Frequently Asked Questions

1Can the Ryzen 7 7800X3D and GeForce GTX 980M run Deadlock well?

The Ryzen 7 7800X3D and GeForce GTX 980M will struggle to run Deadlock at smooth framerates. At 1080p Ultra, you can expect around 43 FPS which is classified as "playable". Consider lowering settings or upgrading your hardware.

2Is there a more cost-effective setup to run Deadlock?

This CPU + GPU combo costs approximately $464 ($384 CPU (Rank #212 Value) + $80 GPU). Since the GPU is the main limiting factor, investing in a stronger GPU will improve your framerates and overall value.
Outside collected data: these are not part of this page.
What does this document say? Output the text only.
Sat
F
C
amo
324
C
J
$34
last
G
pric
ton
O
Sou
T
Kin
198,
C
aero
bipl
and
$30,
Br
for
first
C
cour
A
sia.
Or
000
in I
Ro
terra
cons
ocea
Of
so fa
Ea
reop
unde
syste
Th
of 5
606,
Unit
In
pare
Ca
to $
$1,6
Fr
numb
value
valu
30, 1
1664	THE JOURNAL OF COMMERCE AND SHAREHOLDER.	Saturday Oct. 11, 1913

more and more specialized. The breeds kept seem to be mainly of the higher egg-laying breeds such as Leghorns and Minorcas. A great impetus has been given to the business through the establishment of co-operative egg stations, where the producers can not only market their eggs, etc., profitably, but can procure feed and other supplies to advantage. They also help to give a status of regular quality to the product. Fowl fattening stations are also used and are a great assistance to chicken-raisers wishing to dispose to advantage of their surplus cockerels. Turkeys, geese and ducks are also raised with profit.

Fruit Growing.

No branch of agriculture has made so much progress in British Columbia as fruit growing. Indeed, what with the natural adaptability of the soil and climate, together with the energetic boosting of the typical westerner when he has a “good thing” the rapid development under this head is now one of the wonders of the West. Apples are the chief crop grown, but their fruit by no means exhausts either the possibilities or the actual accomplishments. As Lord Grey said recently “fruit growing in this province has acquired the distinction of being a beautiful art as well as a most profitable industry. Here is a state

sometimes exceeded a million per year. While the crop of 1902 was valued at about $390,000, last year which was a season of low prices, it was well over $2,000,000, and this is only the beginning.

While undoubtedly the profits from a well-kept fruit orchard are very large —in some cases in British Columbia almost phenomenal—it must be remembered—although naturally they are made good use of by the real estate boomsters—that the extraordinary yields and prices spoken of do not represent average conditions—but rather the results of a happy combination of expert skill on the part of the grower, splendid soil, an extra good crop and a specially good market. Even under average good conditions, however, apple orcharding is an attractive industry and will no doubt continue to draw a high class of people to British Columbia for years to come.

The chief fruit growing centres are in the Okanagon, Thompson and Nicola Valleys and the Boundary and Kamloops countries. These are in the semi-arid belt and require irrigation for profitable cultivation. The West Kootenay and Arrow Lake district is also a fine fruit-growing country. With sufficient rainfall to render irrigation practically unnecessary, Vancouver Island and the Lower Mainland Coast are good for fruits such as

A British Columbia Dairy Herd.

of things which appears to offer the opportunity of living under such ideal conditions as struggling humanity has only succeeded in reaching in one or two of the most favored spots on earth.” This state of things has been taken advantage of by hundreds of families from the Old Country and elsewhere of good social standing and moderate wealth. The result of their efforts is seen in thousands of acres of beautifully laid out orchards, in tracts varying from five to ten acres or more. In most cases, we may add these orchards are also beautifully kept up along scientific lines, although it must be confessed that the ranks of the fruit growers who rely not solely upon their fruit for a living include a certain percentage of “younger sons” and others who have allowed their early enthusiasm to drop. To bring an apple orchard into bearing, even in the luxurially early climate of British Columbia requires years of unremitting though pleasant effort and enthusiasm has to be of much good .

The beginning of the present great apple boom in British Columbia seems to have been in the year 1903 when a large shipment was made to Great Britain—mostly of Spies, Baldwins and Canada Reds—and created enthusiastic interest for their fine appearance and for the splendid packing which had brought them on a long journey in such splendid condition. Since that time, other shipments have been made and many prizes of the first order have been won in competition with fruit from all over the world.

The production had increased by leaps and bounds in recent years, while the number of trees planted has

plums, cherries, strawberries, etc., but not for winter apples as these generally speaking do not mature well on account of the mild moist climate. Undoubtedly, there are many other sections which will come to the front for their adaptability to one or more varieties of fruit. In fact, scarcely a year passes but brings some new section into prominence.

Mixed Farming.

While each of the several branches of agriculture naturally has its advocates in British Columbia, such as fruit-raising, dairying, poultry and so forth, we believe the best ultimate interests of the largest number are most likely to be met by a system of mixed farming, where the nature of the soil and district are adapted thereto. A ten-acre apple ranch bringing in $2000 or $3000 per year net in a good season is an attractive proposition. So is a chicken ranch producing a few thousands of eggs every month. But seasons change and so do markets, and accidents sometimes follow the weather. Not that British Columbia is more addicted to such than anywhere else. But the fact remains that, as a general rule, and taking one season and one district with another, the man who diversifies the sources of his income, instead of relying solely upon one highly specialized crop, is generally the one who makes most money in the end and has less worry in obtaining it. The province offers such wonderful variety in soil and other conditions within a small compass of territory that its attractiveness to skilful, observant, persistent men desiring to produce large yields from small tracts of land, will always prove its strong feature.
For example, upgrading to the GeForce GTX 1080 SLI (móvel) (Rank #2 for value) could deliver noticeably better performance.

3Which component should I upgrade first to improve Deadlock performance?

For Deadlock, upgrading the GPU would give you the most noticeable improvement. The GeForce GTX 980M is the limiting factor here, while the Ryzen 7 7800X3D still has spare capacity. A more powerful GPU would unlock higher FPS, especially at higher resolutions and quality presets. GPU-limited at: 1080p low, 1080p medium, 1080p high, 1080p ultra, 1440p low, 1440p medium, 1440p high, 1440p ultra, 4k low, 4k medium, 4k high, 4k ultra.

4Does this setup support Frame Generation for Deadlock?

Deadlock does not currently support Frame Generation technologies like DLSS 3 or FSR 3. Your performance is based entirely on native rendering. If the game adds support in a future update, newer GPUs will benefit the most.

5What are the minimum and recommended specs for Deadlock?

Deadlock requires at minimum a Core i5-2500K (CPU) and GeForce GTX 660 (GPU) with 8 GB RAM and 20 GB storage. For the recommended experience, you need a Core i7-6700K and GeForce GTX 1060 with 16 GB RAM. Your setup meets the minimum requirements but falls short of the recommended specs. You may need to lower some settings for smooth performance.

6How accurate are these Deadlock FPS estimates for the Ryzen 7 7800X3D and GeForce GTX 980M?

These Deadlock FPS results are not arbitrary numbers. They come from calculations informed by thousands of real gaming benchmarks, and the typical accuracy range is around 10% to 15%. That makes them far more useful than generic FPS calculators that simply invent values without a benchmark foundation. Actual in-game performance can still vary with drivers, updates, RAM configuration, cooling, and the exact scene being rendered.

Performance estimates are based on synthetic benchmarks and hardware capabilities.

Results may vary based on drivers, OS, and background processes.